To: IQBAL LATIF who wrote (48361)4/23/2005 5:44:51 PM
From: IQBAL LATIF  Respond to of 50167
 
Comment in the New York Times-

one week before the successful flight of the Kitty Hawk by the Wright brothers:

"...We hope that Professor Langley will not put his substantial greatness as a scientist in further peril by continuing to waste his time and the money involved, in further airship experiments. Life is short, and he is capable of services to humanity incomparably greater than can be expected to result from trying to fly....For students and investigators of the Langley type there are more useful employments."

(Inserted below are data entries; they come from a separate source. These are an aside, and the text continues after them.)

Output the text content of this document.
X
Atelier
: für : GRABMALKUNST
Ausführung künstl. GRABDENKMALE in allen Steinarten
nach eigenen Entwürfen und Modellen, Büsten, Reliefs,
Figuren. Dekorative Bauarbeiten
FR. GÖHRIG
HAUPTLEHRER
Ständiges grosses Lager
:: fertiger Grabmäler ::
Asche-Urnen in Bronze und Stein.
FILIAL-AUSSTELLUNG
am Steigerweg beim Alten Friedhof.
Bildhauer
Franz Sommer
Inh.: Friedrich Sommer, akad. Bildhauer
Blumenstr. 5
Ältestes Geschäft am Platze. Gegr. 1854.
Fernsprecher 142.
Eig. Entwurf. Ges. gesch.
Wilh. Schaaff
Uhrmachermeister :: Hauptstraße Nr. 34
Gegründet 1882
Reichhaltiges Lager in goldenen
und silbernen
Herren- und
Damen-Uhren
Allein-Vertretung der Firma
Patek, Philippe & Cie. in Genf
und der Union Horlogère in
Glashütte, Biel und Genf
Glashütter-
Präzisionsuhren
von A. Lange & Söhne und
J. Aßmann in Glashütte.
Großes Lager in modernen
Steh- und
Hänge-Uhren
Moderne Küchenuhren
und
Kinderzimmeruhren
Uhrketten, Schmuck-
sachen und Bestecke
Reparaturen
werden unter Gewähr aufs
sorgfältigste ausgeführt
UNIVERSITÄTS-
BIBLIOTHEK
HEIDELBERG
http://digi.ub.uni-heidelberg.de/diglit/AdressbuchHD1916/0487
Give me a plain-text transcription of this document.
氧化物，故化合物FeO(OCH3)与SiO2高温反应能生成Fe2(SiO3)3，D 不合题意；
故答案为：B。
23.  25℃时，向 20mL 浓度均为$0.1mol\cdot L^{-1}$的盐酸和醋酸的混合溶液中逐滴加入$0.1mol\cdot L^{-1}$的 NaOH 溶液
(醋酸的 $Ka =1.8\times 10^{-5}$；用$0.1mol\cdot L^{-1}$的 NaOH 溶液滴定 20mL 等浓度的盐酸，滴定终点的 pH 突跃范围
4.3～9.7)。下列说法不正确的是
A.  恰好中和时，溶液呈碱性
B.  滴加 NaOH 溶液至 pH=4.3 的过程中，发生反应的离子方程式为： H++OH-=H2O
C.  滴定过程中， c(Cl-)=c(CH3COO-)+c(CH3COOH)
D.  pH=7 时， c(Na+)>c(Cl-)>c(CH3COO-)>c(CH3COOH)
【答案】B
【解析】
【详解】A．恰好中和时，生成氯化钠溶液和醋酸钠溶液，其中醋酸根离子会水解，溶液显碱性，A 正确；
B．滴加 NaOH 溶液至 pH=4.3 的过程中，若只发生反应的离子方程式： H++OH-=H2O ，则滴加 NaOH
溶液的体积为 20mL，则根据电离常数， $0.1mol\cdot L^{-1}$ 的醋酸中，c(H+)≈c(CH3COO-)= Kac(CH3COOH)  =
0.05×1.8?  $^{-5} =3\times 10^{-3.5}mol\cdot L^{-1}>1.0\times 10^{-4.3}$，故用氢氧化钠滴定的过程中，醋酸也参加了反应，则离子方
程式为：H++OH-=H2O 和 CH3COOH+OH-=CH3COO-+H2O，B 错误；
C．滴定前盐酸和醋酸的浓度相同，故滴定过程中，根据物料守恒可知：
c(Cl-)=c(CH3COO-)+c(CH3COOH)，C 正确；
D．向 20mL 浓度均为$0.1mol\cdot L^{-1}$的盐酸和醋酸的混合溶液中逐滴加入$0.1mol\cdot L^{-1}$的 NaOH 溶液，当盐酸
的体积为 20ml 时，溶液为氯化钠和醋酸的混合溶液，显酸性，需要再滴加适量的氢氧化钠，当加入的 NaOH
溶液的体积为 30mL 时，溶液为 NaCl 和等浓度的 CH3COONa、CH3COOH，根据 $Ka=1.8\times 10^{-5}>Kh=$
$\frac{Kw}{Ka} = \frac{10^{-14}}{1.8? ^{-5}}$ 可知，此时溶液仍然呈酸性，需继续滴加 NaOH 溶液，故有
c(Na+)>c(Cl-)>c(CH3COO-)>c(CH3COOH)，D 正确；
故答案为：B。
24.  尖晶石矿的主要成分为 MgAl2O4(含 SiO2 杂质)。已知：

Source: New York Times, December 10,1903, editorial page.



To: IQBAL LATIF who wrote (48361)4/24/2005 7:45:56 PM
From: IQBAL LATIF  Read Replies (1) | Respond to of 50167
 
Chirpy thoughts-Proposal to light English cities by gas (early 1800's)
The idea was ridiculed in the following popular rhyme:

"We thankful are that sun and moon
Were placed so very high
That no tempestuous hand might reach
To tear them from the sky.
Were it not so, we soon should find
That some reforming ass
Would straight propose to snuff them out,
And light the world with Gas."

Further ridicule came from William H. Wollaston, English chemist and natural philosopher, who said:

"[They] might as well try to light London with a slice from the moon."